By Angelos Anastasiou
NATURAL gas reserves the Exclusive Economic Zone (EEZ) and the prospect of the island evolving into a regional energy centre with an LNG plant, would also prove beneficial for Cyprus shipping, President Nicos Anastasiades said yesterday.
Speaking at an event to mark 50 years of the Cyprus shipping registry, Anastasiades said: “The shipping industry will be closely linked with activities concerning the exploitation of natural gas and will be cooperating with the energy industry for the universal interest not only of the Cyprus economy but also of the entire neighbouring area.”
Anastasiades said that today, Cyprus was an international shipping power and a modern, high-quality, and comprehensive shipping network in every respect.
The reelection of Cyprus to the Council of the International Maritime Organisation in November by a large number of votes was yet another great success for Cyprus shipping, he added.
Transport Minister Tasos Mitsopoulos said earlier in the day that merchant shipping in Cyprus has traditionally been, and continues to be, a pillar for economic growth, currently employing over 4,000 people and contributing 5.0 per cent to GDP, the minister of communications and works.
In his address marking the 50th anniversary since the founding and operation of the Cyprus registry, Mitsopoulos highlighted the successes that the Cypriot maritime industry had achieved since its birth, and reaffirmed the government’s commitment to supporting and facilitating the industry’s continued growth through tax and other incentives, as well as continuous improvement in the quality of services provided.
The first merchant shipping laws in Cyprus were passed in 1963 with Famagusta designated as the port of registry. By 1974 the Cyprus merchant fleet had grown significantly.
However, the Turkish invasion of 1974 caused major disruptions, and the registry had to be reconstructed with Limassol designated as the new port of registry.
The beginning of the 1980s found Cyprus 32nd globally in fleet size. Today Cyprus ranks 10th globally and 3rd in the EU in fleet size, with 1,857 seagoing vessels and a total tonnage of 21 million.
Mitsopoulos did concede that his ministry had received several complaints from businessmen, regarding port fees and tariffs. In an effort to resolve the issue, the ministry was in contact with the
Cyprus Ports Authority (CPA) and looking to minimise the cost of trade. He also said the CPA had kept port fees for exports constant for the second year in a row.
Responding to the question as to why the Cyprus registry’s growth had slumped in terms of the number of new vessels attracted in recent years, Mitsopoulos cited three reasons: the need for harmonisation with the EU acquis entailed revising of existing legislation and enhancing regulation; increased international competition from ‘flags of convenience’.
A flag of convenience – a tag attributed to Cyprus shipping before EU accession in 2004 – is a state that offers any and every foreign shipowner the right to register its vessels under the country’s flag in order to attract as many as possible.
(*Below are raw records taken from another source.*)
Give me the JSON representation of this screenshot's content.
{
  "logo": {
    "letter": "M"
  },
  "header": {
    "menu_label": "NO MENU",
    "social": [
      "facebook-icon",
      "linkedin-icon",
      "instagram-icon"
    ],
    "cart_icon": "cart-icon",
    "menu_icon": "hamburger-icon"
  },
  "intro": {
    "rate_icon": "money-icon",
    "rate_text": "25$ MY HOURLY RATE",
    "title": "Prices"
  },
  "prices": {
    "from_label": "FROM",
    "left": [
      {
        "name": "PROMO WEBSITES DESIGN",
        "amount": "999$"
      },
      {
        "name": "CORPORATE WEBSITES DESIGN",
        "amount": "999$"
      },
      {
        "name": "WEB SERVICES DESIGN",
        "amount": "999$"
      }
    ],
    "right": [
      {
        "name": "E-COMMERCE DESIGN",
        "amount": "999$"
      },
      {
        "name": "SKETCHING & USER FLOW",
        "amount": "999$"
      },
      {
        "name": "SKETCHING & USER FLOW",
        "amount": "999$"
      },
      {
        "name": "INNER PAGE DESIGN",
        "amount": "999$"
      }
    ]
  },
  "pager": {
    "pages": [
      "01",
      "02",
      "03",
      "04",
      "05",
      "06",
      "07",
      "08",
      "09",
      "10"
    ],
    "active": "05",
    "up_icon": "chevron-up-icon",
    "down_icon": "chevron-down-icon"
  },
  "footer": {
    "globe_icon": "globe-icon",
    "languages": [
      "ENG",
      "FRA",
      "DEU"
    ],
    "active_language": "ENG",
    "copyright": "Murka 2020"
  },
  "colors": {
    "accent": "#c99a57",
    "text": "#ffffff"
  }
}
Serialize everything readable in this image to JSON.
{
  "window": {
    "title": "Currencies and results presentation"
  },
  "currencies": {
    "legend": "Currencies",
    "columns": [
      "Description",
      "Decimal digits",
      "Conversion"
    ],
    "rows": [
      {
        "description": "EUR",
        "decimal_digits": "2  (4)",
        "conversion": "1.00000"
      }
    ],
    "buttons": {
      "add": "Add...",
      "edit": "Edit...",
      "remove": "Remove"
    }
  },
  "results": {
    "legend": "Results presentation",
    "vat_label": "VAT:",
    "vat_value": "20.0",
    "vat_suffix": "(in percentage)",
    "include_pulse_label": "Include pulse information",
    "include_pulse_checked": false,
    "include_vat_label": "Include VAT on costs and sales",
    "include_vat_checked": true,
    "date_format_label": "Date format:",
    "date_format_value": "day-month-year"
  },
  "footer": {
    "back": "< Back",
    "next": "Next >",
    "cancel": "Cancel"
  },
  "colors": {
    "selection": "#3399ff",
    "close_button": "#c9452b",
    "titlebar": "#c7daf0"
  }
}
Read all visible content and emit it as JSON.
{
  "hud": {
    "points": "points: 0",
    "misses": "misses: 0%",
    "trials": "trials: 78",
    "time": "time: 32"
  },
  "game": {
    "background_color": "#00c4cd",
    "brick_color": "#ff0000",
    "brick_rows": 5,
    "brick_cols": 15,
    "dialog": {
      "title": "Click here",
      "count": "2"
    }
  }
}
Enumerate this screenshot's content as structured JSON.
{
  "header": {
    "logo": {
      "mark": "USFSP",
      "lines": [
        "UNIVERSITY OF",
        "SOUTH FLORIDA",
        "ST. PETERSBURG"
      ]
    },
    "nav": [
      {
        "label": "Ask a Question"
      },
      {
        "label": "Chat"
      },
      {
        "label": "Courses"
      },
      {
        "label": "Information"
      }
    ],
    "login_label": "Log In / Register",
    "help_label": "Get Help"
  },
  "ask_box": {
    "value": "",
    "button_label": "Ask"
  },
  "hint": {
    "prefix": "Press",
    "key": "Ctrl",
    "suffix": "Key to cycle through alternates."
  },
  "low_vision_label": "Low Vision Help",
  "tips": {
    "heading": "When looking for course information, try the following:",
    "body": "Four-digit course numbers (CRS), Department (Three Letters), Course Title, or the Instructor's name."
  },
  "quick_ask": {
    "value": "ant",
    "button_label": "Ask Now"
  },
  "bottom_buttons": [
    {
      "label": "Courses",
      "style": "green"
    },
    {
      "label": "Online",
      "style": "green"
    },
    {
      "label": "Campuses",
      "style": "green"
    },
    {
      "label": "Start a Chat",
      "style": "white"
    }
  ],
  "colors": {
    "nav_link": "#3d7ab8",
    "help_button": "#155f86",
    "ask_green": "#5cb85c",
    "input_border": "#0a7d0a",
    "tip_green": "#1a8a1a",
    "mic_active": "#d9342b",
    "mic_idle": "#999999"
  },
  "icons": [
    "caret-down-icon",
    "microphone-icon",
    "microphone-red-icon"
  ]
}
Thirdly, the minister said, the ongoing Turkish embargo on vessels carrying Cyprus’ flag also affected the industry. “Despite these drawbacks,” Mitsopoulos said, “Cyprus continues to offer a reliable registry and is one of the largest ship-management centres globally.”
According to Mitsopoulos, amongst the ministry’s urgent priorities are filling the position of director at the department of merchant shipping, and appointing a deputy-minister for maritime affairs, pending approval from parliament.